Until now, none of the works had been recovered, and most or all of them were thought to have been burned.
The circumstances around the Picasso's re-emergence over the weekend are a bit odd.
"[Prosecutors] said two Dutch citizens arrived at the Netherlands Embassy in Bucharest with the painting, saying they had found it in the southeastern Romanian county" of Tulcea, Reuters reports.
The Associated Press adds: "Romania's Directorate for the Investigation of Organized Crime and Terrorism said Sunday it was examining the circumstances of a painting a fiction writer said she found under a tree after receiving an anonymous tip."
Four Romanians, including alleged ringleader Radu Dogaru, have been sentenced for crimes related to the paintings' theft. Dogaru's mother, Olga, said she put the paintings in an oven and burned them as police closed in. She later retracted her statement, but not everyone was convinced.
"Olga Dogaru describes how she made the fire, put wood on it and burned the paintings, like she was burning a pair of slippers," Romanian art critic Pavel Susara told the AP in 2013. "She's either a repressed writer or she is describing exactly what she did."
In 2014, a Romanian court ordered the four to reimburse insurers about $20 million for the paintings. But Catalin Dancu, the lawyer for the Dogarus, told Agence France-Presse the ruling would be contested.
"In the first place, we don't believe the stolen paintings were the originals. Secondly, it is up to the museum to pay because it took the stupid risk of displaying the artwork without a proper surveillance system," Dancu said.

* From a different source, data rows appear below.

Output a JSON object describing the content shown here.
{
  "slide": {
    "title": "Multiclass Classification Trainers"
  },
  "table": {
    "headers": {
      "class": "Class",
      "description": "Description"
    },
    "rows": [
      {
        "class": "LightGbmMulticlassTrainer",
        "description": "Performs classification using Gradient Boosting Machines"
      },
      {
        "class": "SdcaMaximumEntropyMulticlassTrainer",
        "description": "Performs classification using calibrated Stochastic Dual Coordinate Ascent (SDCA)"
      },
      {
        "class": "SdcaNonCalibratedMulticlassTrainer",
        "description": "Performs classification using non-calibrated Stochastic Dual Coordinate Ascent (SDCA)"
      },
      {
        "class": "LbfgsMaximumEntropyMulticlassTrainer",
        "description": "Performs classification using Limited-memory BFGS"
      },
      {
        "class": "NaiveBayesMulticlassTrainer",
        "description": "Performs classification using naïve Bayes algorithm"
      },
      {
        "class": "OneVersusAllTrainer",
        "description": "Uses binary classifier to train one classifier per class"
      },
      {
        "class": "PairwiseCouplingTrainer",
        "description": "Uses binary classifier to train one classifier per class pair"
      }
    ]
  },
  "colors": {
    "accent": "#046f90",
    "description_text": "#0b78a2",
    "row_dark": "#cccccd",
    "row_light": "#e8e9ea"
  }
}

During the trial, Dutch newspaper NRC reported that an analysis of the ashes from Olga's oven showed that at least three or four canvases had been burned there — but that authorities would not be able to be prove definitively that it was the stolen Kunsthal paintings that had been burned.
And the fates of the Picasso and Monets were even more mysterious, because they "were produced on board and paper, which wouldn't leave any traces if burned."
Prosecutors say the recovered painting is being examined for authentication.